Definition

An embedding model is a neural network trained to map inputs — text passages, queries, images, or other data — into a continuous vector space where geometric proximity corresponds to semantic similarity. These models form the backbone of modern retrieval systems: they convert both queries and documents into vectors so that relevant matches can be found through distance calculations rather than keyword overlap.

Why it matters

Semantic understanding — embedding models capture meaning beyond exact word matches, finding relevant documents even when different terminology is used (e.g., “vennootschapsbelasting” and “corporate tax”)
Multilingual retrieval — cross-lingual embedding models map different languages into the same vector space, enabling a Dutch query to retrieve French legislation
Retrieval quality — the choice of embedding model has a larger impact on search quality than almost any other component in the pipeline
Domain adaptation — general-purpose models trained on web text often underperform on specialised legal or tax content; domain-adapted models can significantly improve precision

How it works

An embedding model takes a text input (a sentence, paragraph, or document chunk) and produces a fixed-dimensional vector, typically 384 to 1536 dimensions. During training, the model learns to place semantically similar texts close together and dissimilar texts far apart.

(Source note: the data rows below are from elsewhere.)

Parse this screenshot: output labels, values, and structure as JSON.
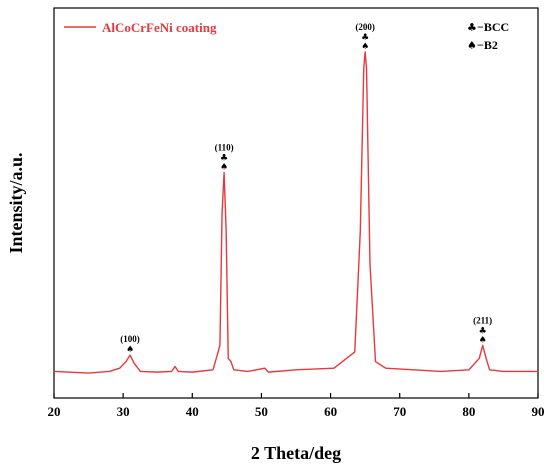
{
  "chart_data": {
    "type": "line",
    "xlabel": "2 Theta/deg",
    "ylabel": "Intensity/a.u.",
    "xlim": [
      20,
      90
    ],
    "x_ticks": [
      "20",
      "30",
      "40",
      "50",
      "60",
      "70",
      "80",
      "90"
    ],
    "y_ticks_shown": false,
    "grid": false,
    "legend_position": "top-left",
    "series": [
      {
        "name": "AlCoCrFeNi coating",
        "color": "#e8383d",
        "x": [
          20,
          25,
          28,
          29.5,
          30.4,
          31,
          31.6,
          32.5,
          35,
          37,
          37.5,
          38,
          40,
          43,
          44.0,
          44.3,
          44.6,
          44.9,
          45.2,
          45.6,
          46,
          48,
          50.5,
          51,
          55,
          60.5,
          63.5,
          64.3,
          64.8,
          65.0,
          65.2,
          65.7,
          66.5,
          68,
          72,
          76,
          80,
          81.5,
          82.0,
          82.5,
          83,
          85,
          90
        ],
        "y": [
          0.02,
          0.015,
          0.02,
          0.03,
          0.05,
          0.07,
          0.045,
          0.02,
          0.018,
          0.02,
          0.035,
          0.02,
          0.018,
          0.025,
          0.1,
          0.5,
          0.63,
          0.45,
          0.06,
          0.05,
          0.025,
          0.02,
          0.03,
          0.018,
          0.025,
          0.03,
          0.08,
          0.45,
          0.95,
          1.0,
          0.95,
          0.35,
          0.05,
          0.03,
          0.025,
          0.02,
          0.025,
          0.06,
          0.1,
          0.06,
          0.025,
          0.02,
          0.02
        ]
      }
    ],
    "annotations": [
      {
        "x": 31,
        "y": 0.07,
        "label": "(100)",
        "phases": [
          "B2"
        ]
      },
      {
        "x": 44.6,
        "y": 0.63,
        "label": "(110)",
        "phases": [
          "BCC",
          "B2"
        ]
      },
      {
        "x": 65.0,
        "y": 1.0,
        "label": "(200)",
        "phases": [
          "BCC",
          "B2"
        ]
      },
      {
        "x": 82.0,
        "y": 0.1,
        "label": "(211)",
        "phases": [
          "BCC",
          "B2"
        ]
      }
    ],
    "phase_key": [
      {
        "symbol": "♣",
        "phase": "BCC",
        "text": "−BCC"
      },
      {
        "symbol": "♠",
        "phase": "B2",
        "text": "−B2"
      }
    ]
  }
}
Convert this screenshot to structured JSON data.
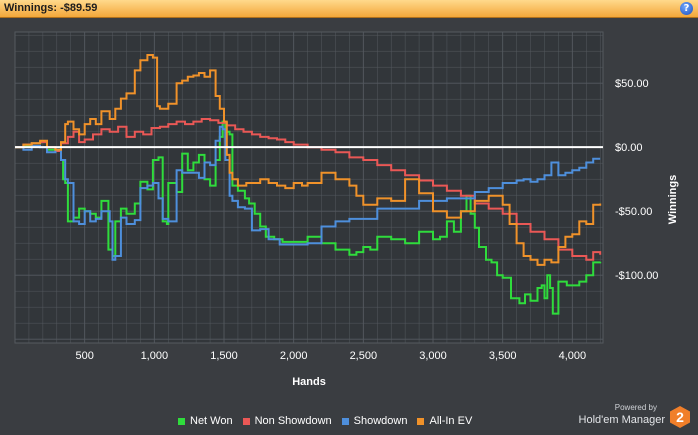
{
  "header": {
    "title": "Winnings: -$89.59",
    "help_icon": "help-icon",
    "help_glyph": "?"
  },
  "colors": {
    "background": "#3a3d41",
    "plot_background": "#32363a",
    "grid": "#555a60",
    "zero_line": "#ffffff",
    "title_bar": "#f3a73a"
  },
  "brand": {
    "powered_by": "Powered by",
    "product": "Hold'em Manager",
    "logo_glyph": "2",
    "logo_color": "#f07f2a"
  },
  "chart_data": {
    "type": "line",
    "title": "",
    "xlabel": "Hands",
    "ylabel": "Winnings",
    "xlim": [
      0,
      4220
    ],
    "ylim": [
      -153,
      90
    ],
    "x_ticks": [
      500,
      1000,
      1500,
      2000,
      2500,
      3000,
      3500,
      4000
    ],
    "x_tick_labels": [
      "500",
      "1,000",
      "1,500",
      "2,000",
      "2,500",
      "3,000",
      "3,500",
      "4,000"
    ],
    "y_ticks": [
      50,
      0,
      -50,
      -100
    ],
    "y_tick_labels": [
      "$50.00",
      "$0.00",
      "-$50.00",
      "-$100.00"
    ],
    "grid": true,
    "zero_line": true,
    "legend_position": "bottom",
    "series": [
      {
        "name": "Net Won",
        "color": "#2fdc3c",
        "x": [
          0,
          60,
          120,
          180,
          230,
          290,
          330,
          345,
          360,
          380,
          420,
          460,
          500,
          540,
          580,
          620,
          670,
          700,
          720,
          760,
          800,
          860,
          900,
          950,
          990,
          1030,
          1060,
          1090,
          1100,
          1160,
          1200,
          1240,
          1280,
          1320,
          1360,
          1400,
          1440,
          1470,
          1490,
          1510,
          1540,
          1560,
          1600,
          1650,
          1680,
          1720,
          1760,
          1800,
          1860,
          1920,
          2000,
          2100,
          2200,
          2300,
          2400,
          2450,
          2500,
          2550,
          2600,
          2700,
          2800,
          2900,
          3000,
          3050,
          3100,
          3150,
          3200,
          3240,
          3270,
          3300,
          3330,
          3380,
          3420,
          3460,
          3500,
          3560,
          3620,
          3660,
          3700,
          3750,
          3780,
          3800,
          3820,
          3840,
          3860,
          3900,
          3960,
          4000,
          4050,
          4100,
          4150,
          4200
        ],
        "values": [
          0,
          1,
          3,
          4,
          -2,
          -2,
          -10,
          -25,
          -28,
          -58,
          -55,
          -48,
          -50,
          -52,
          -55,
          -42,
          -80,
          -85,
          -58,
          -48,
          -52,
          -44,
          -27,
          -33,
          -10,
          -8,
          -58,
          -60,
          -28,
          -35,
          -5,
          -18,
          -12,
          -6,
          -25,
          -30,
          -10,
          8,
          20,
          12,
          10,
          -30,
          -34,
          -40,
          -44,
          -52,
          -62,
          -70,
          -72,
          -74,
          -74,
          -70,
          -75,
          -80,
          -84,
          -82,
          -78,
          -80,
          -70,
          -72,
          -75,
          -66,
          -72,
          -70,
          -58,
          -66,
          -50,
          -38,
          -52,
          -63,
          -78,
          -88,
          -90,
          -100,
          -102,
          -118,
          -122,
          -115,
          -120,
          -110,
          -108,
          -118,
          -100,
          -110,
          -130,
          -105,
          -108,
          -108,
          -105,
          -100,
          -90,
          -89.59
        ]
      },
      {
        "name": "Non Showdown",
        "color": "#ea5856",
        "x": [
          0,
          60,
          120,
          180,
          230,
          290,
          330,
          380,
          420,
          460,
          500,
          560,
          620,
          680,
          740,
          800,
          860,
          920,
          980,
          1040,
          1100,
          1160,
          1220,
          1280,
          1340,
          1400,
          1460,
          1520,
          1580,
          1640,
          1700,
          1760,
          1820,
          1880,
          1940,
          2000,
          2100,
          2200,
          2300,
          2400,
          2500,
          2600,
          2700,
          2800,
          2900,
          3000,
          3100,
          3200,
          3300,
          3400,
          3500,
          3600,
          3700,
          3800,
          3900,
          4000,
          4100,
          4150,
          4200
        ],
        "values": [
          0,
          2,
          3,
          4,
          0,
          -3,
          3,
          8,
          12,
          4,
          6,
          10,
          14,
          12,
          16,
          8,
          12,
          10,
          15,
          16,
          18,
          20,
          18,
          20,
          22,
          21,
          19,
          17,
          14,
          12,
          10,
          8,
          7,
          6,
          4,
          2,
          0,
          -2,
          -4,
          -8,
          -10,
          -14,
          -18,
          -22,
          -26,
          -30,
          -34,
          -38,
          -44,
          -48,
          -52,
          -60,
          -66,
          -72,
          -80,
          -85,
          -88,
          -82,
          -84
        ]
      },
      {
        "name": "Showdown",
        "color": "#4e8fdc",
        "x": [
          0,
          60,
          120,
          180,
          230,
          290,
          330,
          360,
          380,
          420,
          460,
          500,
          540,
          580,
          620,
          680,
          700,
          720,
          760,
          800,
          860,
          900,
          950,
          990,
          1030,
          1060,
          1100,
          1160,
          1200,
          1240,
          1280,
          1320,
          1360,
          1400,
          1440,
          1470,
          1490,
          1510,
          1540,
          1560,
          1600,
          1650,
          1700,
          1760,
          1820,
          1900,
          2000,
          2100,
          2200,
          2300,
          2400,
          2500,
          2600,
          2700,
          2800,
          2900,
          3000,
          3100,
          3200,
          3300,
          3400,
          3500,
          3550,
          3600,
          3650,
          3700,
          3750,
          3800,
          3850,
          3900,
          3950,
          4000,
          4050,
          4100,
          4150,
          4200
        ],
        "values": [
          0,
          -2,
          1,
          0,
          -4,
          -2,
          -10,
          -25,
          -28,
          -58,
          -60,
          -50,
          -58,
          -56,
          -50,
          -58,
          -88,
          -85,
          -55,
          -60,
          -57,
          -32,
          -30,
          -28,
          -40,
          -56,
          -58,
          -18,
          -20,
          -20,
          -20,
          -24,
          -12,
          -14,
          5,
          16,
          14,
          -10,
          -38,
          -42,
          -47,
          -48,
          -65,
          -64,
          -72,
          -76,
          -76,
          -75,
          -62,
          -58,
          -56,
          -56,
          -48,
          -48,
          -48,
          -42,
          -42,
          -40,
          -40,
          -35,
          -32,
          -28,
          -28,
          -26,
          -25,
          -27,
          -25,
          -22,
          -12,
          -22,
          -20,
          -18,
          -16,
          -12,
          -9,
          -9
        ]
      },
      {
        "name": "All-In EV",
        "color": "#f0922a",
        "x": [
          0,
          60,
          120,
          180,
          230,
          290,
          330,
          360,
          380,
          420,
          460,
          500,
          540,
          580,
          620,
          680,
          720,
          760,
          800,
          860,
          900,
          950,
          990,
          1020,
          1040,
          1060,
          1100,
          1160,
          1200,
          1240,
          1280,
          1320,
          1360,
          1400,
          1440,
          1470,
          1500,
          1520,
          1540,
          1560,
          1600,
          1660,
          1700,
          1760,
          1820,
          1880,
          1940,
          2000,
          2060,
          2100,
          2200,
          2300,
          2400,
          2450,
          2500,
          2600,
          2700,
          2800,
          2900,
          3000,
          3100,
          3200,
          3300,
          3400,
          3500,
          3550,
          3600,
          3650,
          3700,
          3750,
          3800,
          3850,
          3900,
          3950,
          4000,
          4050,
          4100,
          4150,
          4200
        ],
        "values": [
          0,
          2,
          3,
          5,
          0,
          -2,
          4,
          18,
          20,
          14,
          10,
          18,
          22,
          18,
          28,
          22,
          30,
          38,
          42,
          60,
          68,
          72,
          70,
          32,
          30,
          30,
          34,
          50,
          52,
          55,
          56,
          58,
          55,
          60,
          40,
          30,
          20,
          -6,
          -20,
          -25,
          -30,
          -28,
          -28,
          -25,
          -28,
          -30,
          -32,
          -28,
          -30,
          -28,
          -20,
          -25,
          -30,
          -38,
          -45,
          -40,
          -42,
          -25,
          -36,
          -50,
          -55,
          -50,
          -42,
          -38,
          -45,
          -60,
          -75,
          -85,
          -88,
          -92,
          -88,
          -90,
          -78,
          -70,
          -68,
          -58,
          -60,
          -45,
          -44
        ]
      }
    ]
  }
}
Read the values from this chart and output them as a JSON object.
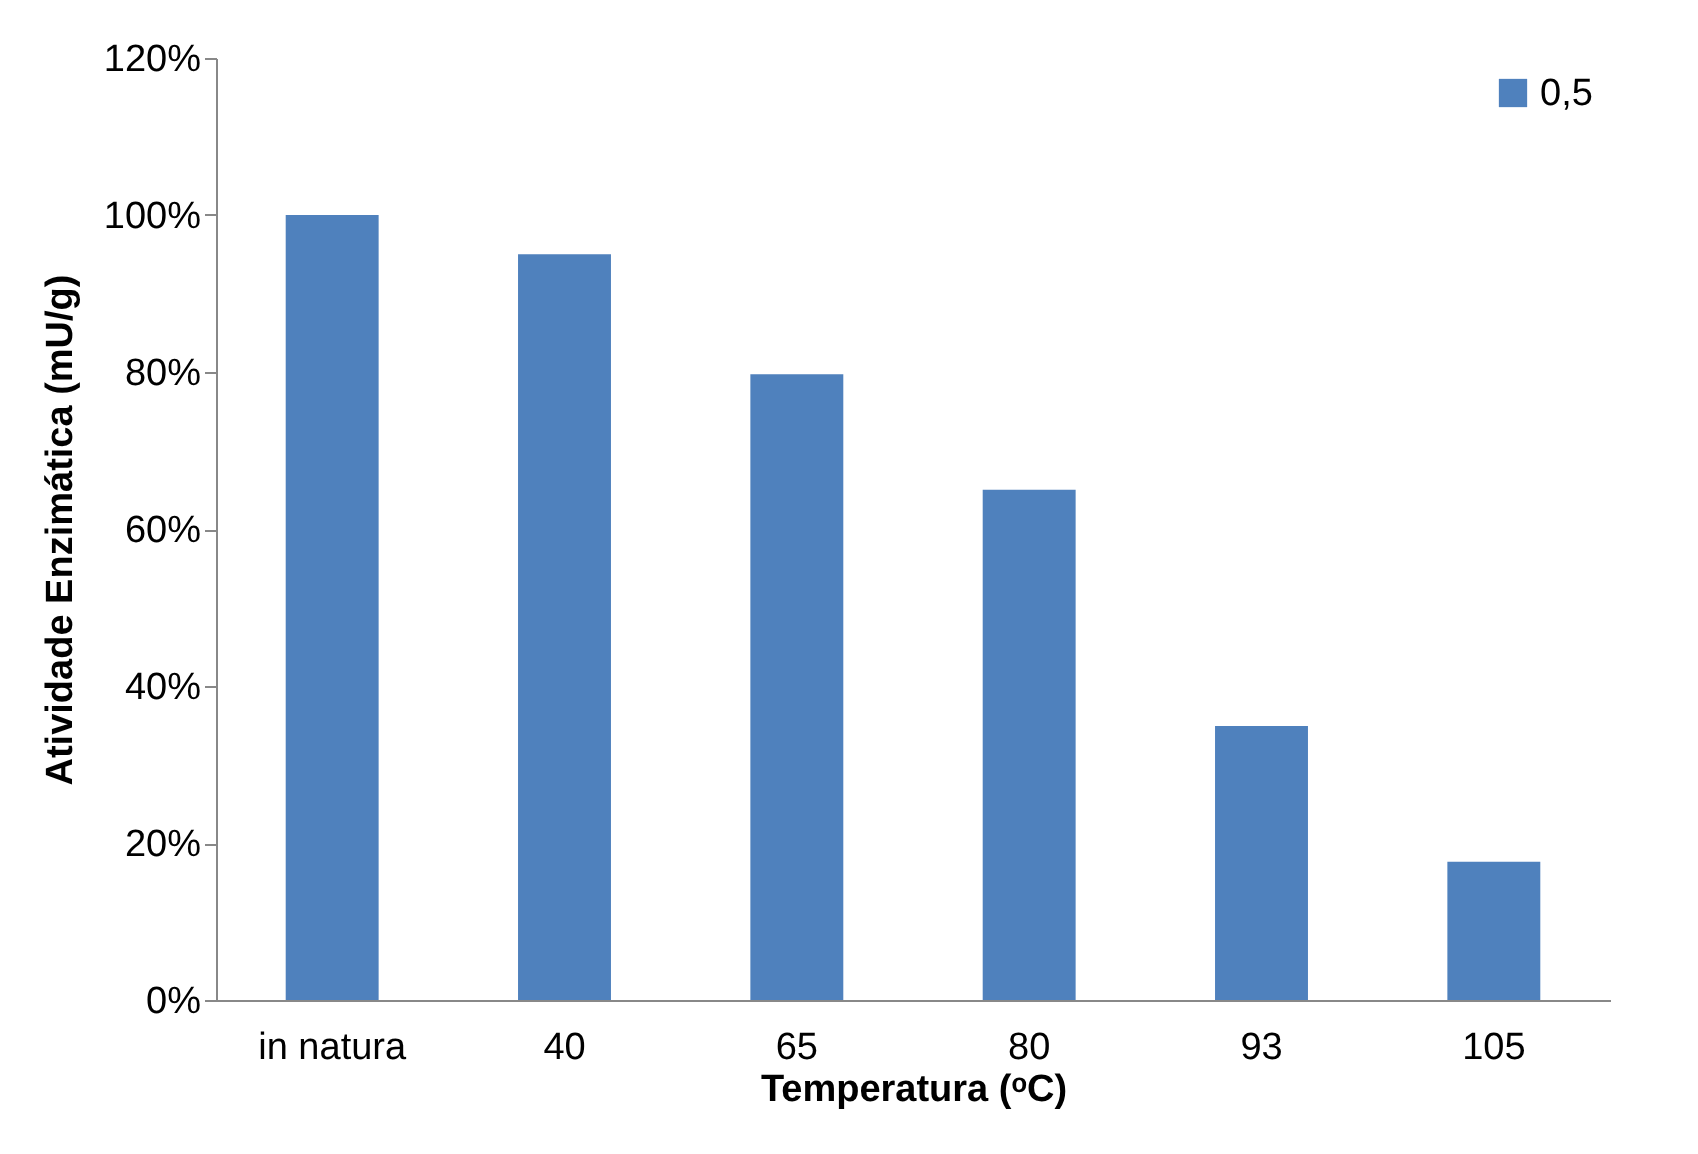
{
  "chart_data": {
    "type": "bar",
    "xlabel": "Temperatura (ᵒC)",
    "ylabel": "Atividade Enzimática (mU/g)",
    "categories": [
      "in natura",
      "40",
      "65",
      "80",
      "93",
      "105"
    ],
    "series": [
      {
        "name": "0,5",
        "color": "#4f81bd",
        "values": [
          100,
          95,
          79.7,
          65,
          34.9,
          17.6
        ]
      }
    ],
    "ylim": [
      0,
      120
    ],
    "yticks": [
      {
        "value": 0,
        "label": "0%"
      },
      {
        "value": 20,
        "label": "20%"
      },
      {
        "value": 40,
        "label": "40%"
      },
      {
        "value": 60,
        "label": "60%"
      },
      {
        "value": 80,
        "label": "80%"
      },
      {
        "value": 100,
        "label": "100%"
      },
      {
        "value": 120,
        "label": "120%"
      }
    ],
    "legend": "top right"
  }
}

Training typically uses contrastive learning: the model sees pairs of related texts (positive pairs) and unrelated texts (negative pairs) and adjusts its weights to minimise distance for positives and maximise distance for negatives. Popular architectures include BERT-based bi-encoders (like Sentence-BERT), which encode query and document independently for fast retrieval.

At inference time, all documents in the corpus are pre-encoded and stored in a vector index. When a query arrives, only the query needs encoding — the system then finds the nearest document vectors using approximate nearest-neighbour search.

Common questions

Q: What is the difference between an embedding model and a language model?

A: A language model (like GPT) generates text token by token. An embedding model produces a single fixed vector that represents the entire input’s meaning. Some architectures can do both, but they serve different purposes: embedding models are optimised for similarity comparison, language models for generation.

Q: Should I use a general or domain-specific embedding model?

A: For specialised domains like Belgian tax law, a domain-adapted model generally outperforms a general-purpose one. Fine-tuning an embedding model on domain-specific pairs (e.g., tax queries matched to relevant legislation) can substantially improve retrieval precision.

Q: How do multilingual embedding models work?

A: Models like multilingual-e5 or mE5 are trained on parallel text across many languages. They learn to map equivalent sentences in different languages to nearby vectors, enabling cross-lingual retrieval from a single index.

References

Reimers & Gurevych (2019), “Sentence-BERT: Sentence Embeddings using Siamese BERT-Networks”, EMNLP.
Gao et al. (2021), “SimCSE: Simple Contrastive Learning of Sentence Embeddings”, EMNLP.
Wang et al. (2022), “Text Embeddings by Weakly-Supervised Contrastive Pre-training”, arXiv.